A Mathematical Introduction to Geometric Quantization
Kadri İlker Berktav, Burak Oğuz, Ömer Önder, Yunus Emre Sargut, Başar Deniz Sevinç, Deniz Nazif Taştan
TL;DR
This collection of notes introduces geometric quantization by building from symplectic geometry foundations (symplectic vector spaces, symplectic manifolds, canonical structures on $T^*M$) to Hamiltonian dynamics and Poisson algebra. It then develops the necessary Lie-theoretic machinery (Lie groups/algebras, adjoint/coadjoint actions, moment maps) and culminates with symplectic reduction and the Noether principle, before introducing principal bundles, associated bundles, and connections as the geometric backbone for quantization.
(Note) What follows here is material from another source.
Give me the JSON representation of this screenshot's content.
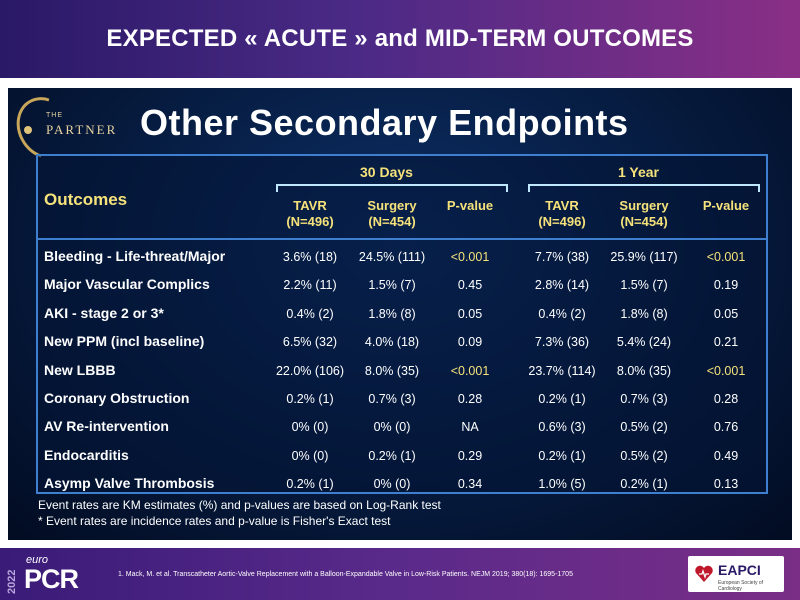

The notes emphasize standard results and provide pathways to the Witten-inspired knot theory/topology application, while clarifying how classical phase-space structures inform quantum constructions. Overall, the work serves as an accessible, reference-style guide to the core geometric toolkit of geometric quantization, rather than presenting new research results.
Abstract
These notes are based on a series of lectures by Kadri İlker Berktav from May 2024 to November 2024, providing a detailed exposition of geometric quantization formalism and its essential components. They are organized into three parts: background in symplectic geometry, basics of geometric quantization formalism, and an application related to Edward Witten's work in knot theory and topology.